Have you ever tried making travel plans or a large group purchase with friends or family? Getting a group of people to agree on something can be really tough. Especially when it involves lots of money and time on everyone's part.
Take Airbnb for example. It's a platform that allows people to list and book time in other people's private homes. Some listings are meant for a single occupant, but you can just as easily rent out an entire ski cabin for your group of friends.
For group bookings, this usually means one person is tasked with gathering everyone's preferences, compiling a list of options, and hopping on one (or more) calls and video chats to coordinate. Let's also hope that everyone can stay focused and not get sucked into other distractions on the web.
Why collaborative VR?
First, let's take a look at a few current solutions for group decision making.
One way to coordinate plans with a group is to form an email thread or message group to discuss. It's great for situations where people are all disciplined enough to keep up-to-date with ideas and suggestions, but topics can easily be derailed and messages buried.
Another way is to hop on a real-time messaging solution like a phone call or video chat. There, someone can share their screen and provide a guided tour to a captive audience. However, this means that people only see what one person shows them, and if another person decides they want to linger on certain photos or details, they're taking up everyone's time.
I've been in both situations while planning getaways with friends, and I felt that everyone lacked the agency to act and explore places on their own, while still staying focused on the task at hand.
Drawing inspiration from video games, I wanted to see how an experience could leverage VR's immersion and engagement within a real-time collaborative virtual space to quickly come to a decision on a listing.
Designing the flow
I wanted to make this as easy and familiar to people as possible.
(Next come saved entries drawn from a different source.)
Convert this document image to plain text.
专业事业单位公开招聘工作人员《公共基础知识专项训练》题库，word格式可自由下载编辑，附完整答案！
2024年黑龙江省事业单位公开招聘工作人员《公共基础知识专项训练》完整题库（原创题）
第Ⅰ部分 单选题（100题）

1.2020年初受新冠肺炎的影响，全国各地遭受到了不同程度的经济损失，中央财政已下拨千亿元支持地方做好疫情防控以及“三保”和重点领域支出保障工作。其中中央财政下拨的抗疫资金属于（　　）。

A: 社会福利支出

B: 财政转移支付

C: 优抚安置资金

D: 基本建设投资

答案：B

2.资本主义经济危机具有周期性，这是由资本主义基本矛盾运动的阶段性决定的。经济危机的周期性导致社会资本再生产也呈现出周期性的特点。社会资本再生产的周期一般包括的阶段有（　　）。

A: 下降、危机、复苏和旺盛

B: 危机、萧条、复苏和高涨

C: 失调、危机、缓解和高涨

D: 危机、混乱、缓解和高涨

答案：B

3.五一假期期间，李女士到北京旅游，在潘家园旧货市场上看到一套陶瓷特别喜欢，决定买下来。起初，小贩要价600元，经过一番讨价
I decided to tie into Airbnb's existing share mechanics. Sharing links to friends would generate a unique URL that would open up a web browser or the Airbnb mobile app where they could see and voice chat with their friends. This could be also be extended to the Wishlist, a group of favorited listings to share with your friends.
While viewing a photo of the property, there could be an option to hop into VR where friends could navigate through the home using hotspots.
Mobile VR is still pretty new, and I didn't want to alienate people who didn't have a VR headset such as a Google Cardboard. This meant easing people into VR by introducing users to a monoscopic view which uses your phone as a "portal" to view the 360 photos.
From there, a quick button tap on the recognizable "Google Cardboard" button will take them into a stereo VR view ready to be put into a head mounted display.
I implemented avatars and real-time voice chat to allow people to chat about the property as they browsed the listing. To add a human touch, you could see what your friends were looking at so that you could share in the excitement of discovering the hot tub or balcony view. Linking everyone else's avatar to their head movement provided a human touch to the experience and allowed everyone's personality to come out.
Speed dating the concept
I approached several friends who use Airbnb regularly to plan group trips to get a sense of whether or not the concept was sound. Showing them the prototype and walking them through a group trip scenario helped draw out both good and bad reactions to the concept.
What they liked
Everyone thought that real-time collaboration should be built-in. In an age where Google Docs is the norm, there's no excuse not to have real-time browsing. In addition, the 360 photos were exciting, and helped properly frame expectations for the skeptics used to being let down by sneaky camera tricks. Finally, they really enjoyed the in-app voice chat as well, but wanted an explicit way to join calls and mute the audio for privacy reasons.
What could use improvement
While monoscopic viewing felt natural, putting their phone into a VR device was asking too much. It was a cool party trick, but the 360 photos didn't provide enough value or interactivity to make the effort to pull out the VR headset—if they even had one. Perhaps if the photos were stereoscopic to get a better sense of scale, it might be worth stepping into VR.
It's hard enough to get a single person to make a decision. When dealing with multiple stakeholders, we may need to rethink the way we encourage users to get across the line. Perhaps we can draw learnings from cooperative multiplayer games to encourage independent discovery and—dare I even say—fun?
I enjoyed working on this project and it revealed some interesting insights about how VR and real-time collaboration could benefit a platform such as Airbnb. Imagine what it could do for other group buying experiences such as apartment hunting, house buying, travel, vacation destinations, and even music festivals!